Em nossa Câmara Municipal e em nossa Assembleia Legislativa tivemos casos escabrosos que resultaram em condenações de “representantes do povo” e prisões de funcionários de “altos escalões”. Vez ou outra deputados e senadores são condenados e até perdem seus mandatos. No entanto, tudo permanece como dantes no quartel de Abrantes.
Agora a pergunta que está contida em nossa garganta: E o que fazer? Parafraseando Max Weber (1997), “todo conflito no parlamento implica não somente numa luta por questões importantes, mas também numa luta pelo poder pessoal”, mas “quer amando, quer odiando a política parlamentar – não podemos afastá-la”. Em outras palavras: ruim com as casas parlamentares, pior sem elas.
Então, a tarefa é reformular nossos legislativos.
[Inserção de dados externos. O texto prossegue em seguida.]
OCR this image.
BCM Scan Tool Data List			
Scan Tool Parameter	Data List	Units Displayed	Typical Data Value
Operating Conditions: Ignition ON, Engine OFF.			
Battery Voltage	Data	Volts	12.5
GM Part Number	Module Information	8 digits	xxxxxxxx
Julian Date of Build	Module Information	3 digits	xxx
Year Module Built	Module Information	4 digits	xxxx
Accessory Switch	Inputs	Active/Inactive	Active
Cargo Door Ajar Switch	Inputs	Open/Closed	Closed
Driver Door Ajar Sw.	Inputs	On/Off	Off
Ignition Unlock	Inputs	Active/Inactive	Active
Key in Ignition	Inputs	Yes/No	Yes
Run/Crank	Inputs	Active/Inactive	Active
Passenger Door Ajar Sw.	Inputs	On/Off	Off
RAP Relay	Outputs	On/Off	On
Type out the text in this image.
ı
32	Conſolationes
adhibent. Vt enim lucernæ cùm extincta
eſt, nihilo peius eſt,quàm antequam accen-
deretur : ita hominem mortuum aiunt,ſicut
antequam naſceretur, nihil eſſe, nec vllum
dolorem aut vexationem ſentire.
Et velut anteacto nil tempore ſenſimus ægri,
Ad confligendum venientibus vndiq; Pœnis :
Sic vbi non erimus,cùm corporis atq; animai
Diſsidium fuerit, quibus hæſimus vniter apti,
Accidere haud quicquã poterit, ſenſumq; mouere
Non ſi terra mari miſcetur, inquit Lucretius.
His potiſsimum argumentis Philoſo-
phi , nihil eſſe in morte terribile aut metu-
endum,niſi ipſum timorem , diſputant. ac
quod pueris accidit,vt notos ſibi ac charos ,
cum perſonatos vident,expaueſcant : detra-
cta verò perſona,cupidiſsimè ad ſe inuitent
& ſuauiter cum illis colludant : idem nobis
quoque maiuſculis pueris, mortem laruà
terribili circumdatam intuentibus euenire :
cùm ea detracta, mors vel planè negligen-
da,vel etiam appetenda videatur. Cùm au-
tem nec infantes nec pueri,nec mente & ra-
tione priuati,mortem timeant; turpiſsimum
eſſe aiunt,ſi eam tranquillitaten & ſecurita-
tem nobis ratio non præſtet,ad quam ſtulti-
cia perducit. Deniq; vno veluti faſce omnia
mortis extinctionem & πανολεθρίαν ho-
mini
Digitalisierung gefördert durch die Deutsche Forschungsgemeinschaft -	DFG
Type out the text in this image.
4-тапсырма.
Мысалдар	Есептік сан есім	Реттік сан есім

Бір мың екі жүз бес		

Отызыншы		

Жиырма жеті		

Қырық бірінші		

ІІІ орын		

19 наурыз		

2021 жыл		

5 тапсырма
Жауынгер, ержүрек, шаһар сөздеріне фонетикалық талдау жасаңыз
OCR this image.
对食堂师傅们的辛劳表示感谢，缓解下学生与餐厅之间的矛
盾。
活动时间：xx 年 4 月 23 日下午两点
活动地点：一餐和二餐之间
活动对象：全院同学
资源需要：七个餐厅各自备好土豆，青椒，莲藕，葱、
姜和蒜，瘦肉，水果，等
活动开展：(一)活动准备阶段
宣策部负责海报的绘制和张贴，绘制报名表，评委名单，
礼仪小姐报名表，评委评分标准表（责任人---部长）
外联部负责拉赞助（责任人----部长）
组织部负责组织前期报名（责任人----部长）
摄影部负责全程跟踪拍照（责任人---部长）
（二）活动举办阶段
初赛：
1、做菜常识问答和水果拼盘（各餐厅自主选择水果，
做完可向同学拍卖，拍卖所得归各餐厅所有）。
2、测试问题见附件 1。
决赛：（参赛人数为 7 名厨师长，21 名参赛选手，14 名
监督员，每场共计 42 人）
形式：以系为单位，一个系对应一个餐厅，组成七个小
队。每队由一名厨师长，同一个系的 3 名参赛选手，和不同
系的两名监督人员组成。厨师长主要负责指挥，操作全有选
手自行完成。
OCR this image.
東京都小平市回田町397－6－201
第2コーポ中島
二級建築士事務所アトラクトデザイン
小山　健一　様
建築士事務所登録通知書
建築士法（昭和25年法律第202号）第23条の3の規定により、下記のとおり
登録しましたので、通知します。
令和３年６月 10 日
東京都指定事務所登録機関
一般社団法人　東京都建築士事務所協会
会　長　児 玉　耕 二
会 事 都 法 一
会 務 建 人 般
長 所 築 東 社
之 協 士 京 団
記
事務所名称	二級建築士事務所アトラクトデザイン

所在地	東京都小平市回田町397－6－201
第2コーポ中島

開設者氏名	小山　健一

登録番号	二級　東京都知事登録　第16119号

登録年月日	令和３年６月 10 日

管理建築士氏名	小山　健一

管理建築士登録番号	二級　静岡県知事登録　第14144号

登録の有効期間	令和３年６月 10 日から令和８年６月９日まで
Não é tarefa fácil, pois essa transformação depende dos mesmos vereadores, deputados e senadores que transformaram nossas casas congressuais em quase casas de tavolagem. Há que montarmos uma estratégia. Primeiro não reeleger os fichas-sujas, os meio-sujos e até os quase-sujos. Segundo, para receber o nosso voto, não basta que o candidato tenha o viés ideológico igual ao nosso; ele tem que ser explicitamente honesto (não devemos ter bandidos de estimação). Terceiro, e o mais difícil, devemos também ser honestos e não vendermos nossos votos por quaisquer duas colheres de mel coado ou dez mil reais autênticos.
Alguém há de dizer que sou apenas mais um sonhador, um pobre inocente. A minha avó, lá na quentura de nossa terra natal, já dizia: o idealista é uma besta quadrada, o pessimista um chato de galocha e o realista é aquele que luta pelo que quer, embora o que queira seja uma miragem refletida lá longe, no horizonte.